Depois de dizer isso, Valentina Lacerda deu uma olhada pelo cômodo. Ao avistar o vaso de cerâmica verde, uma peça do período colonial português, seus lábios se curvaram num sorriso amargo.
Estava confirmado: Benjamin Freitas tinha arrematado aquele vaso caríssimo para presentear Helena Barbosa.
Valentina Lacerda adentrou a sala, observando cada uma das relíquias de valor inestimável expostas ali. Sentiu, mais uma vez, que os cinco anos dedicados a Benjamin Freitas haviam sido uma piada de mau gosto.
— O que você pretende fazer?!
Helena Barbosa se colocou à frente de Valentina Lacerda.
Protegia com todas as forças as peças do expositor, lançando a Valentina um olhar atento e desconfiado.
— Tudo isso é meu. Nem pense em tocar!
Valentina Lacerda olhou para Helena Barbosa e, de repente, sentiu-se completamente desinteressada.
Benjamin Freitas a ameaçara usando o irmão dela. Se agora ela usasse Helena Barbosa para revidar, que diferença haveria entre ela e Benjamin Freitas?
Não queria mais desperdiçar energia com essas questões mesquinhas.
Quando Valentina Lacerda prestes estava a falar, uma criança saiu correndo do quarto.

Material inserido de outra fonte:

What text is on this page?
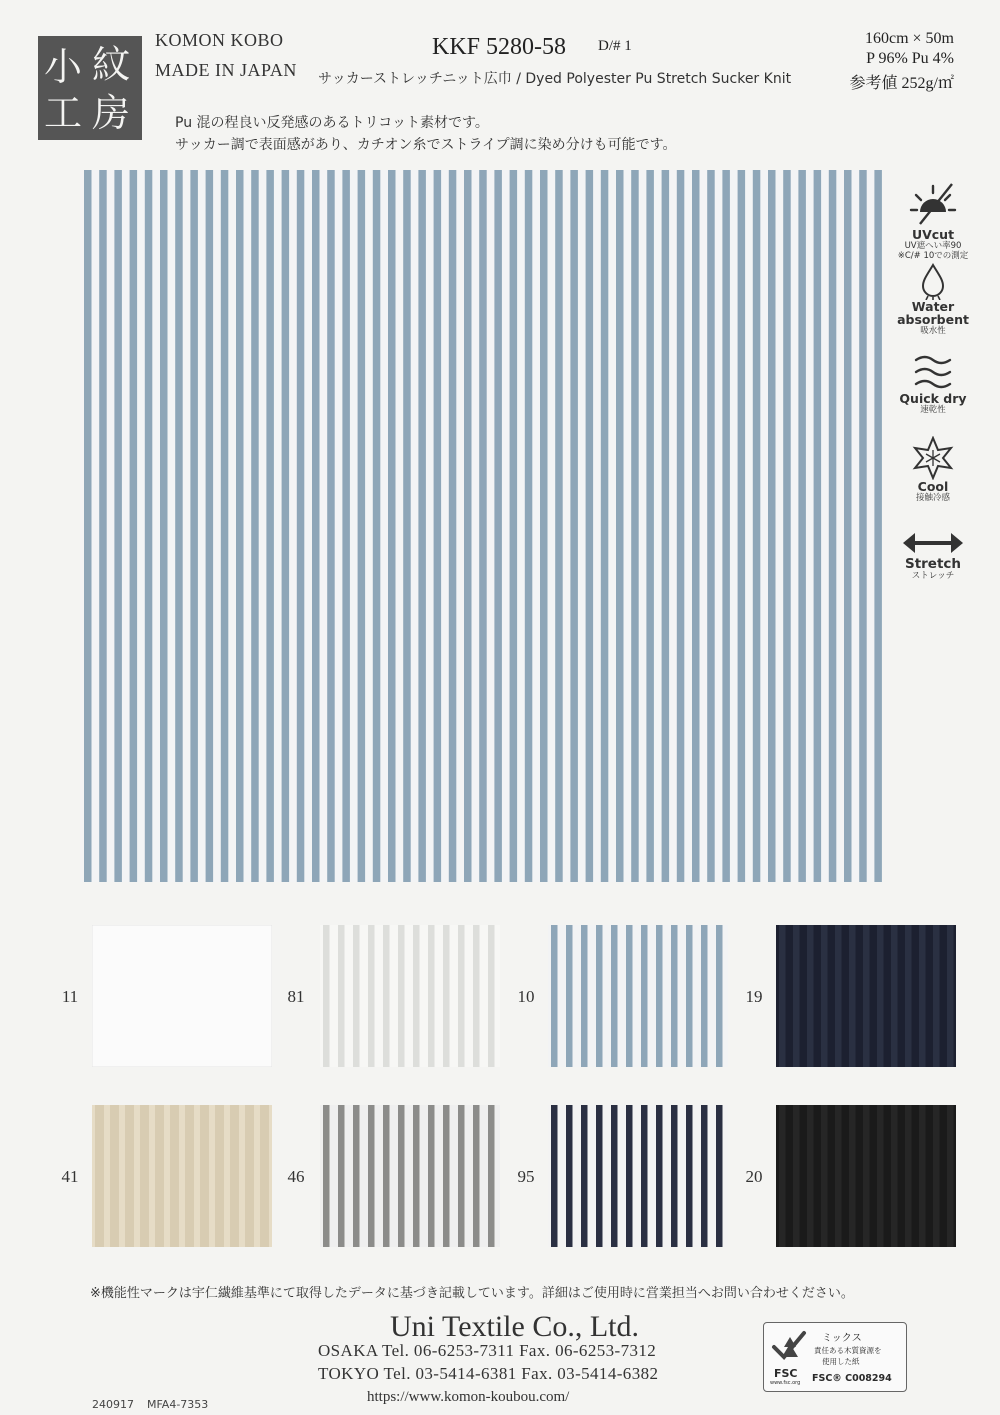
小 紋
工 房
KOMON KOBO
MADE IN JAPAN
KKF 5280-58 D/# 1
サッカーストレッチニット広巾 / Dyed Polyester Pu Stretch Sucker Knit
160cm × 50m
P 96% Pu 4%
参考値 252g/㎡
Pu 混の程良い反発感のあるトリコット素材です。
サッカー調で表面感があり、カチオン糸でストライプ調に染め分けも可能です。
UVcut
UV遮へい率90
※C/# 10での測定
Water
absorbent
吸水性
Quick dry
速乾性
Cool
接触冷感
Stretch
ストレッチ
11	81	10	19
41	46	95	20
※機能性マークは宇仁繊維基準にて取得したデータに基づき記載しています。詳細はご使用時に営業担当へお問い合わせください。
Uni Textile Co., Ltd.
OSAKA Tel. 06-6253-7311 Fax. 06-6253-7312
TOKYO Tel. 03-5414-6381 Fax. 03-5414-6382
https://www.komon-koubou.com/
240917 MFA4-7353
FSC
www.fsc.org
ミックス
責任ある木質資源を
使用した紙
FSC® C008294
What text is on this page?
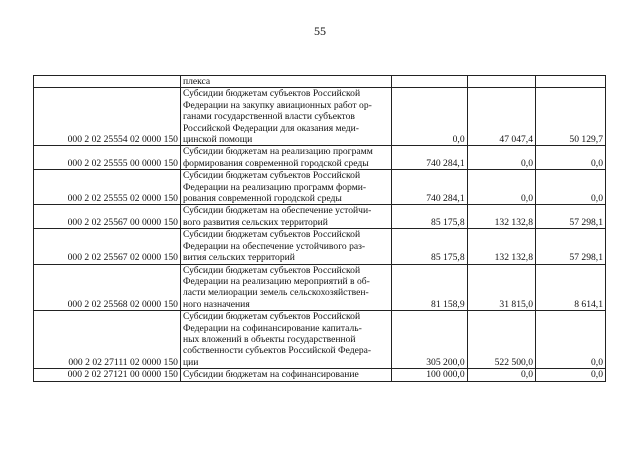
55

	плекса			

000 2 02 25554 02 0000 150	Субсидии бюджетам субъектов Российской
Федерации на закупку авиационных работ ор-
ганами государственной власти субъектов
Российской Федерации для оказания меди-
цинской помощи	0,0	47 047,4	50 129,7
000 2 02 25555 00 0000 150	Субсидии бюджетам на реализацию программ
формирования современной городской среды	740 284,1	0,0	0,0
000 2 02 25555 02 0000 150	Субсидии бюджетам субъектов Российской
Федерации на реализацию программ форми-
рования современной городской среды	740 284,1	0,0	0,0
000 2 02 25567 00 0000 150	Субсидии бюджетам на обеспечение устойчи-
вого развития сельских территорий	85 175,8	132 132,8	57 298,1
000 2 02 25567 02 0000 150	Субсидии бюджетам субъектов Российской
Федерации на обеспечение устойчивого раз-
вития сельских территорий	85 175,8	132 132,8	57 298,1
000 2 02 25568 02 0000 150	Субсидии бюджетам субъектов Российской
Федерации на реализацию мероприятий в об-
ласти мелиорации земель сельскохозяйствен-
ного назначения	81 158,9	31 815,0	8 614,1
000 2 02 27111 02 0000 150	Субсидии бюджетам субъектов Российской
Федерации на софинансирование капиталь-
ных вложений в объекты государственной
собственности субъектов Российской Федера-
ции	305 200,0	522 500,0	0,0
000 2 02 27121 00 0000 150	Субсидии бюджетам на софинансирование	100 000,0	0,0	0,0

Estrela Freitas correu até Valentina, encarando-a com indignação.
— Você é má! Não vou deixar você machucar minha mãe!
Valentina Lacerda baixou os olhos para a criança que criara por cinco anos, agora a olhando como se fosse uma inimiga.
— Vou contar para o papai, ele nunca mais vai falar com você!
Estrela Freitas achava que, ao mencionar o pai, Valentina Lacerda ficaria assustada.
Ela não entendia as questões entre adultos. Só sabia que aquela era a casa da mãe, e Valentina Lacerda havia entrado com um grupo de pessoas estranhas.
Precisava proteger a mãe a qualquer custo!